In IP Draughts’ experience, a majority of IP licence agreements, R&D collaboration agreements and other IP-rich contracts are between parties who are incorporated in different jurisdictions. An issue that often comes up when negotiating such contracts is which law and jurisdiction should apply to the contract.
Many factors come into play when deciding this point, too numerous to cover in this short posting. A commonly-encountered scenario is that Party A, based in country A, would like the laws of country A to apply, and disputes to be referred to the courts of country A. However, Party B, based in country B, would like the laws of country B to apply, and disputes to be referred to the courts of country B.
Sometimes, one party gets its own way, or the parties agree on a neutral law and jurisdiction. Sometimes, the parties are willing to compromise on the jurisdiction point by agreeing to refer the dispute to arbitration, either in country A, country B or some mutually inconvenient location.
Where arbitration is agreed, IP Draughts’ strong advice is to have an arbitration clause in the contract that states (among other things) that the arbitration is to be conducted under the arbitration rules of a named arbitration body. If this point isn’t covered, and unless the parties agree otherwise when the dispute arises, they will end up with what is known as ad hoc arbitration, which is not a good idea.
One of the potential advantages of litigating in the courts rather than in a private arbitration, is that national laws typically provide procedural rules on how the litigation is to be conducted. The judge typically has sanctions that he can impose on a party to ensure that it complies with those rules. The combination of binding rules and a strong judge should help to avoid or reduce the opportunity for a party misbehaving in the litigation, eg by missing time limits or failing to supply documents.
In an ad hoc arbitration there are no rules, other than those that a supervising court may impose. It is much better, in IP Draughts’ view, to specify an arbitration body’s rules in the contract, to avoid this situation arising.
Which arbitration body’s rules should be chosen? Here are IP Draughts’ thoughts on each of the main arbitration bodies. These thoughts are based on a mixture of anecdote, advice from others whose views we respect, and some light research that we conducted a few years ago. Obviously, you should take your own legal advice before deciding what is appropriate in an individual case.

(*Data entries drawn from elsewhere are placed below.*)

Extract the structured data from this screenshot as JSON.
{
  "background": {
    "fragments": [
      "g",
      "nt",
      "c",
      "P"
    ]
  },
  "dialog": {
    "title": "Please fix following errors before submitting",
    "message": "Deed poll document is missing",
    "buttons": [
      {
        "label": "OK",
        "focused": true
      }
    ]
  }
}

International Chamber of Commerce (ICC): there are many international template agreements in circulation that specify arbitration under the rules of the ICC Court of Arbitration. In IP Draughts’ view, ICC arbitration is not best suited to most of the contracts with which he is involved. ICC arbitration is expensive, heavyweight and considered by some to be inflexible, with arbitrations conducted the ICC way, and with insufficient flexibility to accommodate the parties’ preferences. The ICC has good political influence, which may be useful if one is trying to persuade a national government to enforce an arbitration award. ICC arbitration may be suitable for a major international contract worth hundreds of millions of pounds, not a small IP contract with a dispute over, for example, whether the right royalties have been paid.
London Court of International Arbitration (LCIA): similar “weight” to ICC arbitrations, but more flexible and less expensive. Would be a good choice for some IP contracts, but it is sometimes difficult for an English party to negotiate LCIA arbitration with an overseas party in view of the word “London” in the title – this is a shame, as it is a good arbitration body!

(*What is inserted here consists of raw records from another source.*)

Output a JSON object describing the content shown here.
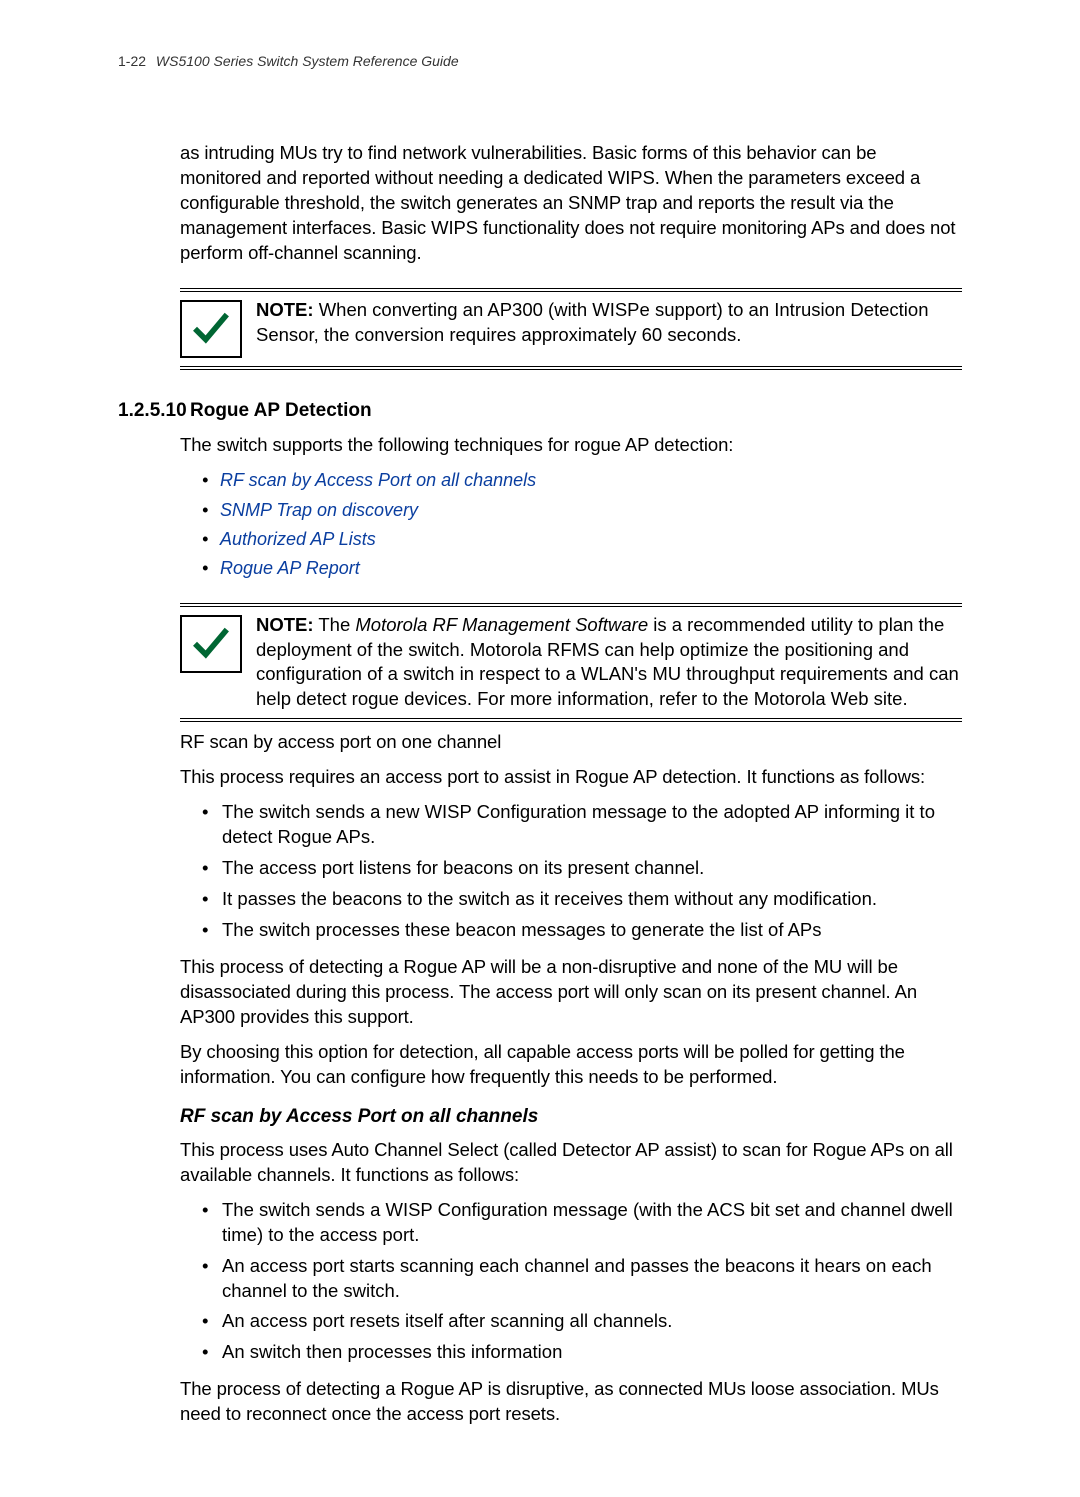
{
  "header": {
    "page_num": "1-22",
    "doc_title": "WS5100 Series Switch System Reference Guide"
  },
  "intro_para": "as intruding MUs try to find network vulnerabilities. Basic forms of this behavior can be monitored and reported without needing a dedicated WIPS. When the parameters exceed a configurable threshold, the switch generates an SNMP trap and reports the result via the management interfaces. Basic WIPS functionality does not require monitoring APs and does not perform off-channel scanning.",
  "note1": {
    "label": "NOTE:",
    "text": " When converting an AP300 (with WISPe support) to an Intrusion Detection Sensor, the conversion requires approximately 60 seconds."
  },
  "section": {
    "num": "1.2.5.10",
    "title": "Rogue AP Detection",
    "intro": "The switch supports the following techniques for rogue AP detection:",
    "links": [
      "RF scan by Access Port on all channels",
      "SNMP Trap on discovery",
      "Authorized AP Lists",
      "Rogue AP Report"
    ]
  },
  "note2": {
    "label": "NOTE:",
    "prefix": " The ",
    "em": "Motorola RF Management Software",
    "text": " is a recommended utility to plan the deployment of the switch. Motorola RFMS can help optimize the positioning and configuration of a switch in respect to a WLAN's MU throughput requirements and can help detect rogue devices. For more information, refer to the Motorola Web site."
  },
  "rfscan_one": {
    "title": "RF scan by access port on one channel",
    "p1": "This process requires an access port to assist in Rogue AP detection. It functions as follows:",
    "bullets": [
      "The switch sends a new WISP Configuration message to the adopted AP informing it to detect Rogue APs.",
      "The access port listens for beacons on its present channel.",
      "It passes the beacons to the switch as it receives them without any modification.",
      "The switch processes these beacon messages to generate the list of APs"
    ],
    "p2": "This process of detecting a Rogue AP will be a non-disruptive and none of the MU will be disassociated during this process. The access port will only scan on its present channel. An AP300 provides this support.",
    "p3": "By choosing this option for detection, all capable access ports will be polled for getting the information. You can configure how frequently this needs to be performed."
  },
  "rfscan_all": {
    "title": "RF scan by Access Port on all channels",
    "p1": "This process uses Auto Channel Select (called Detector AP assist) to scan for Rogue APs on all available channels. It functions as follows:",
    "bullets": [
      "The switch sends a WISP Configuration message (with the ACS bit set and channel dwell time) to the access port.",
      "An access port starts scanning each channel and passes the beacons it hears on each channel to the switch.",
      "An access port resets itself after scanning all channels.",
      "An switch then processes this information"
    ],
    "p2": "The process of detecting a Rogue AP is disruptive, as connected MUs loose association. MUs need to reconnect once the access port resets."
  }
}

World Intellectual Property Organization (WIPO): WIPO is actively trying to make itself the arbitration body of choice for international IP contract disputes. IP Draughts has attended WIPO’s courses on arbitration and mediation and has been impressed by the quality of the lecturers, who have experience of conducting WIPO arbitrations as either arbitrator or counsel for one of the parties, or both (but not at the same time). The case studies used in these courses were very relevant to IP Draughts’ practice. IP Draughts would recommend WIPO arbitration, and not just because he is now on WIPO’s list of arbitrators and mediators…
American Arbitration Association (AAA): this body seems to be the default choice for many US arbitrations. IP Draughts’ research some years ago led him to the view that AAA were okay but their administration was not the best.
Judicial, Arbitration and Mediation Services (JAMS): some people in the US consider JAMS to be a superior alternative to AAA.
Stockholm Chamber of Commerce: parties sometimes compromise on Swedish law and arbitration. In such cases, the rules of arbitration of the Stockholm Chamber of Commerce may be the obvious choice.